I called my good wife from my hunched over position against the panel.  The calf wasn’t an issue anymore; she had given out and laying on the ground.  She came out there in the car and got me through the main fence, somehow or another, and into the car. 

I had her stop by the conduit rack, and I cut a piece of ¾ inch steel conduit down to size and took the bender to it, making a makeshift cane for myself and the time being, because something still didn’t feel right in my knee, even though it didn’t hurt nearly so badly anymore.

She, my good wife, thought we needed to get right in to see the Doctor.  Me, not so much.  I’d tough this one out, I told her.  It would just end up being a strained something or other and be fine in a day or two.

She prevailed, like a good woman ought to, and we were soon on our way to the Doctor.  Halfway there, I told her it was feeling so much better and had her stop so I could show I was fine and could walk normally. 

Except I couldn’t walk on that stupid leg.  It wouldn’t cooperate.

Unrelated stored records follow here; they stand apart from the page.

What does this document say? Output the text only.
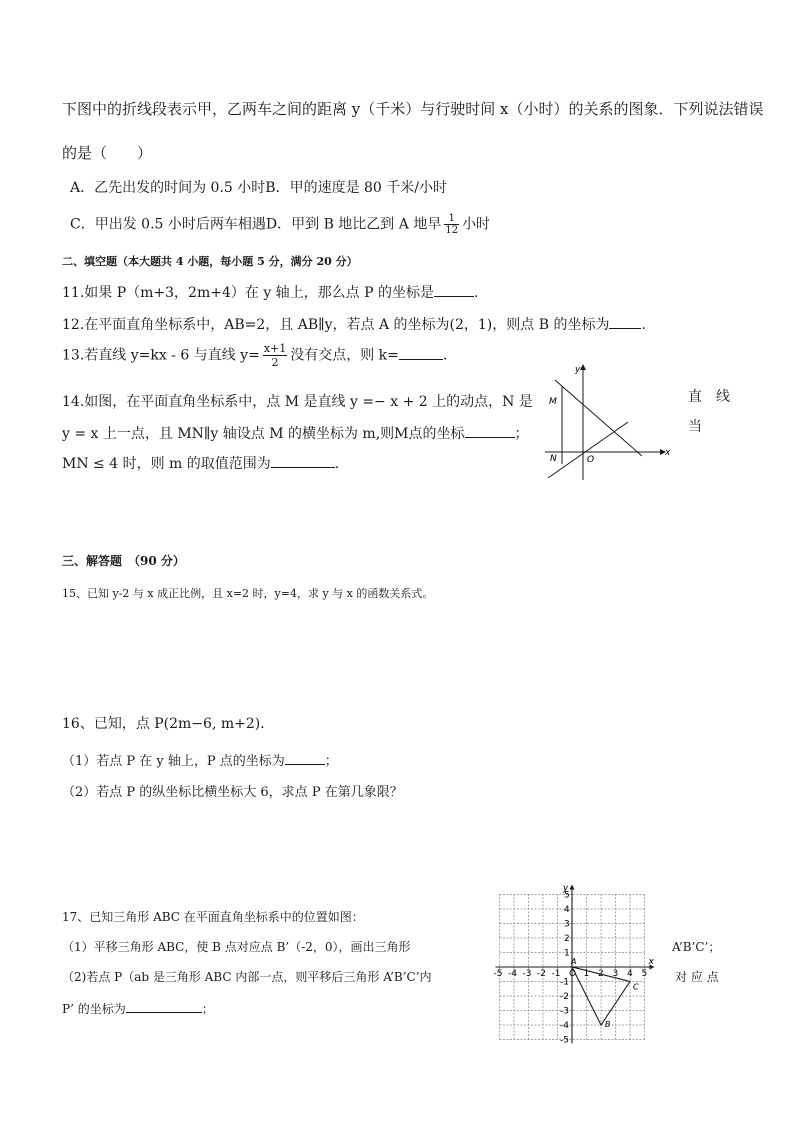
下图中的折线段表示甲，乙两车之间的距离 y（千米）与行驶时间 x（小时）的关系的图象．下列说法错误
的是（　　）
A．乙先出发的时间为 0.5 小时B．甲的速度是 80 千米/小时
C．甲出发 0.5 小时后两车相遇D．甲到 B 地比乙到 A 地早 $\frac{1}{12}$ 小时
二、填空题（本大题共 4 小题，每小题 5 分，满分 20 分）
11.如果 P（m+3，2m+4）在 y 轴上，那么点 P 的坐标是	.
12.在平面直角坐标系中，AB=2，且 AB∥y，若点 A 的坐标为(2，1)，则点 B 的坐标为 .
13.若直线 y=kx - 6 与直线 $y= \frac{x+1}{2}$ 没有交点，则 k=	.
14.如图，在平面直角坐标系中，点 M 是直线 y =− x + 2 上的动点，N 是
y = x 上一点，且 MN∥y 轴设点 M 的横坐标为 m,则M点的坐标	；
MN ≤ 4 时，则 m 的取值范围为	.
直　线
当
y
x
M
N	O
三、解答题　（90 分）
15、已知 y-2 与 x 成正比例，且 x=2 时，y=4，求 y 与 x 的函数关系式。
16、已知，点 P(2m−6, m+2)．
（1）若点 P 在 y 轴上，P 点的坐标为	；
（2）若点 P 的纵坐标比横坐标大 6，求点 P 在第几象限？
17、已知三角形 ABC 在平面直角坐标系中的位置如图：
（1）平移三角形 ABC，使 B 点对应点 B’（-2，0），画出三角形	A’B’C’；
（2)若点 P（ab 是三角形 ABC 内部一点，则平移后三角形 A’B’C’内	对 应 点
P’ 的坐标为	；
x
y
-5 -4 -3 -2 -1 O 1 2 3 4 5
5
4
3
2
1
-1
-2
-3
-4
-5
A
B
C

The Doctor took my limp little leg in his strong arms and did a few cursory assessments.  His brow was still furrowed as he was trying to decide what the problem was when he stopped, dead still, and said, “Whoa.”

Next, he called the nurse over and said, “I want you to feel this.”  He had her take my leg in her arms and do just as he had.  She said quite a bit more than ‘Whoa’ and it wasn’t very respectful to the One I normally pray to.

He asked her, “Did you feel how you could have kept on going right around his whole neck with his leg?”

Anyways, the MRI came back with a severed ACL and a torn MCL, among other things, and surgery was scheduled.

If you see me limp a bit or notice I don’t really run anymore, you might understand now that it all traces back to a brainer calf.

And if you see me taking an interest in anyone wearing a knee brace, you can bet that I know what they feel like, after having worn one for more than 8 weeks. 

I must say, though, I got pretty fast on the crutches.  Especially after I modified them to my liking.